"Shall I bleed him, Sir?"

"Why should you desire to bleed him?"

"Oh! exactly; you prefer cupping?"

"Why should he be cupped?"

"Then shall I apply some leeches?"

This, too, was declined; in short, it never seemed to have occurred that neither might be necessary, still less that either might therefore do mischief.

It is the most curious thing to see the force of a well-grown conventionalism. As long as it led to moderately bleeding plethoric baronets in recent accidents, no great harm would have been done; but the frequency in other cases, in which bleeding was instituted with "apparent impunity," was too commonly construed into "bleeding with advantage," until the practice became so indiscriminate as to be extensively injurious. Now, comparatively, few persons are bled; and some few years ago I had a curious illustration of it.

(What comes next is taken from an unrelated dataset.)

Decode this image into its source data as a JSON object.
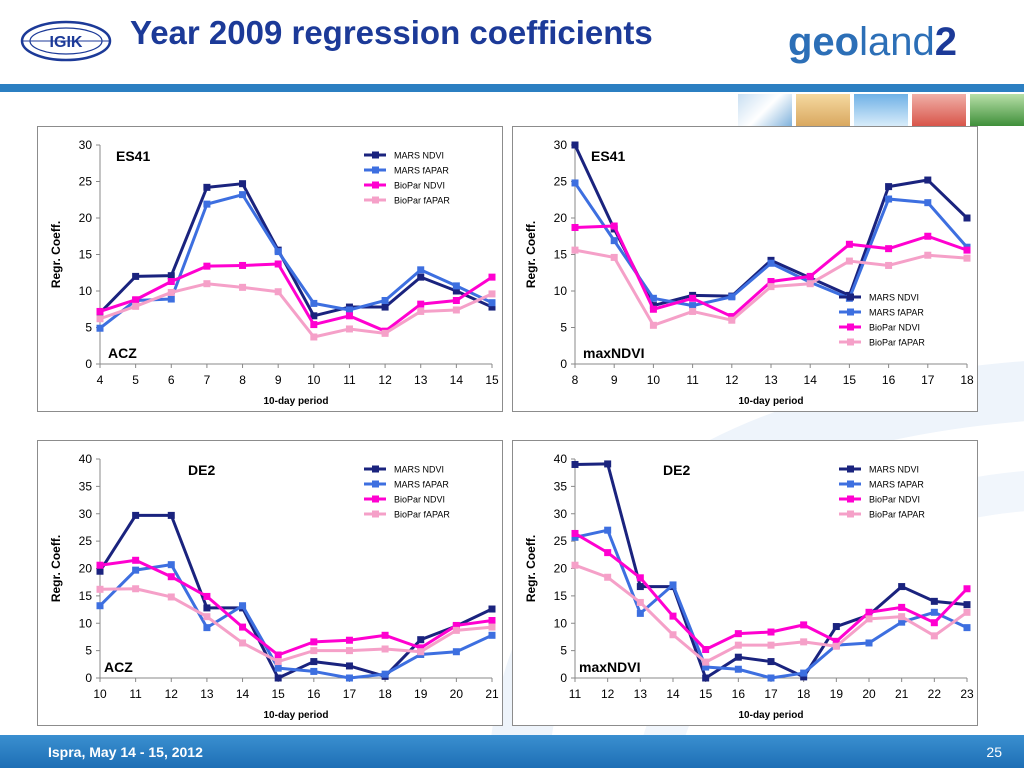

In a large institution, relieving several thousand patients annually, and in which, a very few years before, scarcely a day passed without several persons having been bled; nearly a month elapsed without a single bleeding having been prescribed by either of the three medical officers.

No doubt many persons are still bled without any very satisfactory reason; but we believe that the abuse of bleeding is much diminished, and that the practice is much more discriminate and judicious. From this, and perhaps other causes, a very important class of cases which engaged the attention of Abernethy, as it had that of Hunter before him, is become comparatively infrequent. When bleeding, however, was practised, with as little idea of its importance as some other of the barber-surgeon's ministrations, on all sorts of people, and in all sorts of disturbed states of health, and probably with no attention at all to the principles which should alike guide the treatment of the largest or the smallest wound; this little operation was frequently followed by inflammation of the vein, nerve, or other contiguous structures. These cases were, most of them, more or less serious, often dangerous, and occasionally fatal.

Taking up the subject where it had been left by Mr. Hunter, Abernethy refers to the cases published in the two volumes of the "Medical Communications," by Mr. Colly of Torrington, and by Mr. Wilson, and then proceeds to give some of his own. It is in this paper that he first moots two questions which have since grown into importance, by an extension of some of the practices to which they refer. We allude to the division of fasciæ, and tendinous structures, and also of nerves in states of disease or disorder.